As restrições foram decretadas no âmbito de uma petição paralela a um inquérito que investiga Eduardo Bolsonaro, e foram justificadas com base na acusação de que Jair Bolsonaro teria atuado, junto ao filho, para pressionar o Supremo Tribunal Federal (STF) articulando sanções dos Estados Unidos contra autoridades brasileiras.

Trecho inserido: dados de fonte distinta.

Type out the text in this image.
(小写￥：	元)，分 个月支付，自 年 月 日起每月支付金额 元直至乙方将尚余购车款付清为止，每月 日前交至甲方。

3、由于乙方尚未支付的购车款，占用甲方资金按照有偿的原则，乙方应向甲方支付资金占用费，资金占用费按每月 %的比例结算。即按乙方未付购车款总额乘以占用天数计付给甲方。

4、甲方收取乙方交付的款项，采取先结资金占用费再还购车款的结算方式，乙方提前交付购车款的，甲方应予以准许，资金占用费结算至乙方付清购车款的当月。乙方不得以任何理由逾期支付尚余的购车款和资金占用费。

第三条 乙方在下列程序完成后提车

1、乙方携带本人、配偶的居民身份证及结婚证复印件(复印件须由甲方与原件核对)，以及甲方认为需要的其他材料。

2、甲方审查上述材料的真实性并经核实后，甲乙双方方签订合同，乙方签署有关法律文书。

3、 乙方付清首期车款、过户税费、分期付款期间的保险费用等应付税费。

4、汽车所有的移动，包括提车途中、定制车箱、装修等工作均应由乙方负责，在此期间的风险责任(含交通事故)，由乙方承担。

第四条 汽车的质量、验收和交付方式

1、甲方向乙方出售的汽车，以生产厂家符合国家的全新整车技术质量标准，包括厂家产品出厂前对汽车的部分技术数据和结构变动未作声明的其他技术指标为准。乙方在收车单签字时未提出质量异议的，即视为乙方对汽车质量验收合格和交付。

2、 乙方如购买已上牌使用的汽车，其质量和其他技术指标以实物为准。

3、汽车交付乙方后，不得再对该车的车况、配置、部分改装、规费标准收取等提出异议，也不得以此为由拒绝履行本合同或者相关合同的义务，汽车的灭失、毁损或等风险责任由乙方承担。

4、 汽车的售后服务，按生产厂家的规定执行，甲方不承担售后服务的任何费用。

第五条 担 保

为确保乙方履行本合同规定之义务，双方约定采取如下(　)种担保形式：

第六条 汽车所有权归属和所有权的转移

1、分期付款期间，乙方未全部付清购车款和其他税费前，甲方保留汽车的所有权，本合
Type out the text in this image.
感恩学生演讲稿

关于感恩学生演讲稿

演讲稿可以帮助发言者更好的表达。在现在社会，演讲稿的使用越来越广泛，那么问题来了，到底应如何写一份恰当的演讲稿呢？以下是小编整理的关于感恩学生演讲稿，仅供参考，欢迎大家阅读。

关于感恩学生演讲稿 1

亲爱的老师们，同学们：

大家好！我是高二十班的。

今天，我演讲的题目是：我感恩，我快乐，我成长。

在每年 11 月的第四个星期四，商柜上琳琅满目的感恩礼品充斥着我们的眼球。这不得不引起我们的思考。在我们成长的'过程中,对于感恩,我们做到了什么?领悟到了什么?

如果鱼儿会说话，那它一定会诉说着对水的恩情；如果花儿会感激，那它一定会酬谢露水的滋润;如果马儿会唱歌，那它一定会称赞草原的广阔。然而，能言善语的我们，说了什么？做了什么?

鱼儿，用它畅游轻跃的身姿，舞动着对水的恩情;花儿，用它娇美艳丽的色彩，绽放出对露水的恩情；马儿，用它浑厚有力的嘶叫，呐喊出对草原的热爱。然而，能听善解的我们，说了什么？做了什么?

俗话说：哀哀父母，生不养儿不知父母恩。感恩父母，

Para Chiarottino, a descrição dos crimes não corresponde de forma clara à conduta de Bolsonaro. “A decisão menciona três crimes supostamente praticados por Jair Bolsonaro: coação no curso do processo, obstrução de investigação criminal e atentado à soberania nacional. No papel, os fatos narrados até podem ser enquadrados nesses tipos penais. Porém, quando olhamos com mais cuidado, vemos que muito do que se aponta – como postagens em redes sociais, declarações públicas e transferências bancárias entre pai e filho – está longe de configurar, com clareza, um crime como o previsto na lei”, comenta.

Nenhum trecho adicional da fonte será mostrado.